As entertained as I am by some license plates, I am also shocked at the vulgarity and obscenity that a few people slap on their cars. I don’t need to see Calvin from “Calvin and Hobbs” taking a leak. I don’t need to see cuss words, including the F-word, while driving on the freeway. And grandma’s cute grand kids don’t need to see naked women on the way to day care.

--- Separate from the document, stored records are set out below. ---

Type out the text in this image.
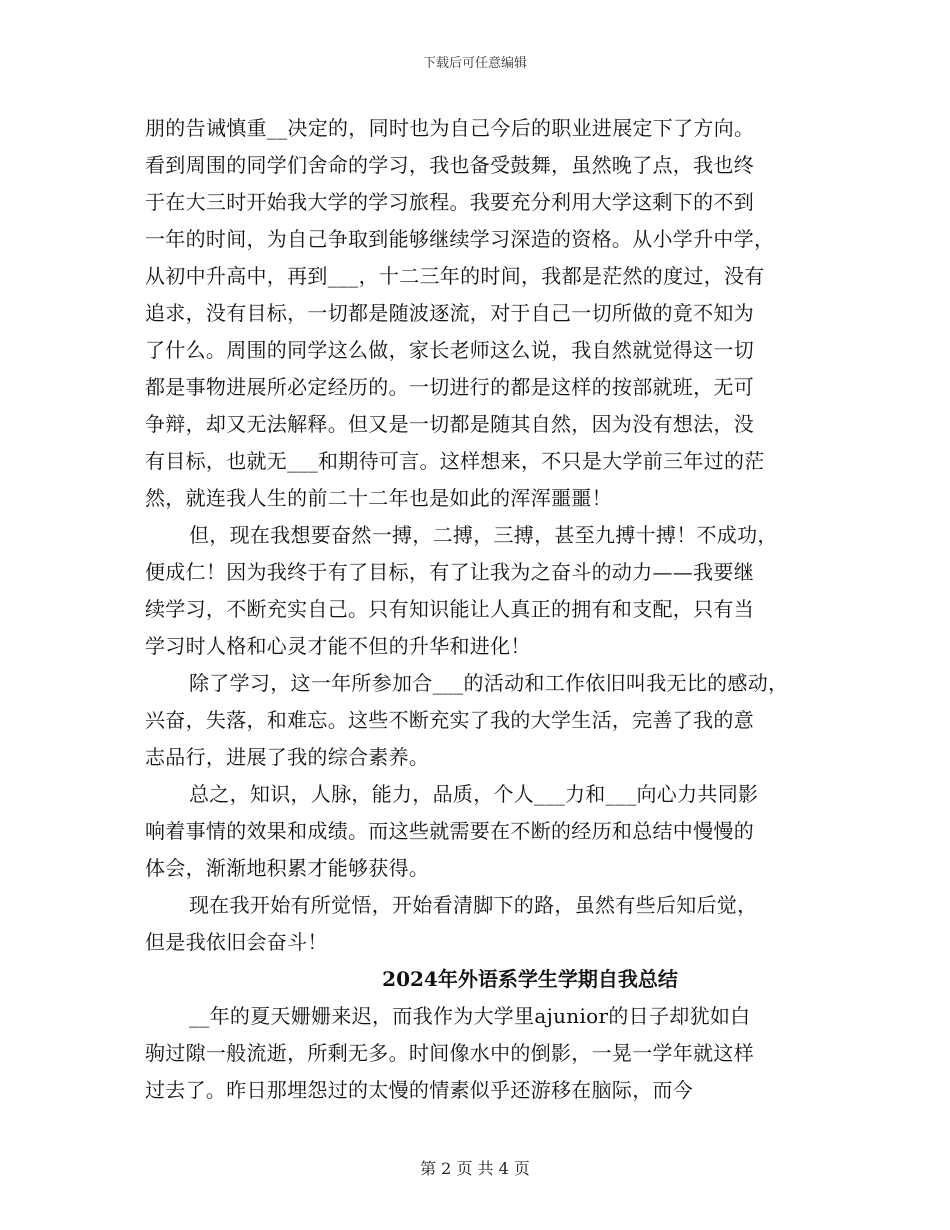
下载后可任意编辑
朋的告诫慎重__决定的，同时也为自己今后的职业进展定下了方向。
看到周围的同学们舍命的学习，我也备受鼓舞，虽然晚了点，我也终
于在大三时开始我大学的学习旅程。我要充分利用大学这剩下的不到
一年的时间，为自己争取到能够继续学习深造的资格。从小学升中学，
从初中升高中，再到___，十二三年的时间，我都是茫然的度过，没有
追求，没有目标，一切都是随波逐流，对于自己一切所做的竟不知为
了什么。周围的同学这么做，家长老师这么说，我自然就觉得这一切
都是事物进展所必定经历的。一切进行的都是这样的按部就班，无可
争辩，却又无法解释。但又是一切都是随其自然，因为没有想法，没
有目标，也就无___和期待可言。这样想来，不只是大学前三年过的茫
然，就连我人生的前二十二年也是如此的浑浑噩噩！
但，现在我想要奋然一搏，二搏，三搏，甚至九搏十搏！不成功，
便成仁！因为我终于有了目标，有了让我为之奋斗的动力——我要继
续学习，不断充实自己。只有知识能让人真正的拥有和支配，只有当
学习时人格和心灵才能不但的升华和进化！
除了学习，这一年所参加合___的活动和工作依旧叫我无比的感动，
兴奋，失落，和难忘。这些不断充实了我的大学生活，完善了我的意
志品行，进展了我的综合素养。
总之，知识，人脉，能力，品质，个人___力和___向心力共同影
响着事情的效果和成绩。而这些就需要在不断的经历和总结中慢慢的
体会，渐渐地积累才能够获得。
现在我开始有所觉悟，开始看清脚下的路，虽然有些后知后觉，
但是我依旧会奋斗！
2024年外语系学生学期自我总结
__年的夏天姗姗来迟，而我作为大学里ajunior的日子却犹如白
驹过隙一般流逝，所剩无多。时间像水中的倒影，一晃一学年就这样
过去了。昨日那埋怨过的太慢的情素似乎还游移在脑际，而今
第 2 页 共 4 页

Free speech and the first amendment are good things. But I also believe in decency. Decency is defined as “a standard of propriety, good taste, and modesty”. What happened to good taste? Do people with naked women and cuss words on their custom built pick-ups not care about decency? Obviously not. They certainly don’t care what others think of them. That’s fine. It’s a free country. But to not care about their personal impact upon others is sad. They don’t care that children who are learning to read will be sounding out those cuss words. I often imagine what it’s like for a parent to have to explain words and images that can be found on the backs of vehicles today. Just because it’s allowable to be indecent in the privacy of one’s own home, does not mean it’s in good taste to be a billboard of indecency on our surface streets.
I think what it comes down to is a lack of consideration of others. People are so concerned with themselves that they don’t give a second thought about how what they stick on their cars affect others or reflect upon themselves. We’ve gone from the “It’s all about me” generation to the “I don’t give a flip about you” generation.
I wish that some citizens would order up a generous helping of decency. From watching one’s language at the ballpark to removing items of poor taste from a car, showing a respect and concern for others, especially children, can certainly go a long way toward delaying the timetable in which our youth will get their exposures to indecency.
Unless of course Grandma is bragging about how cute her bleepin' grand kids are.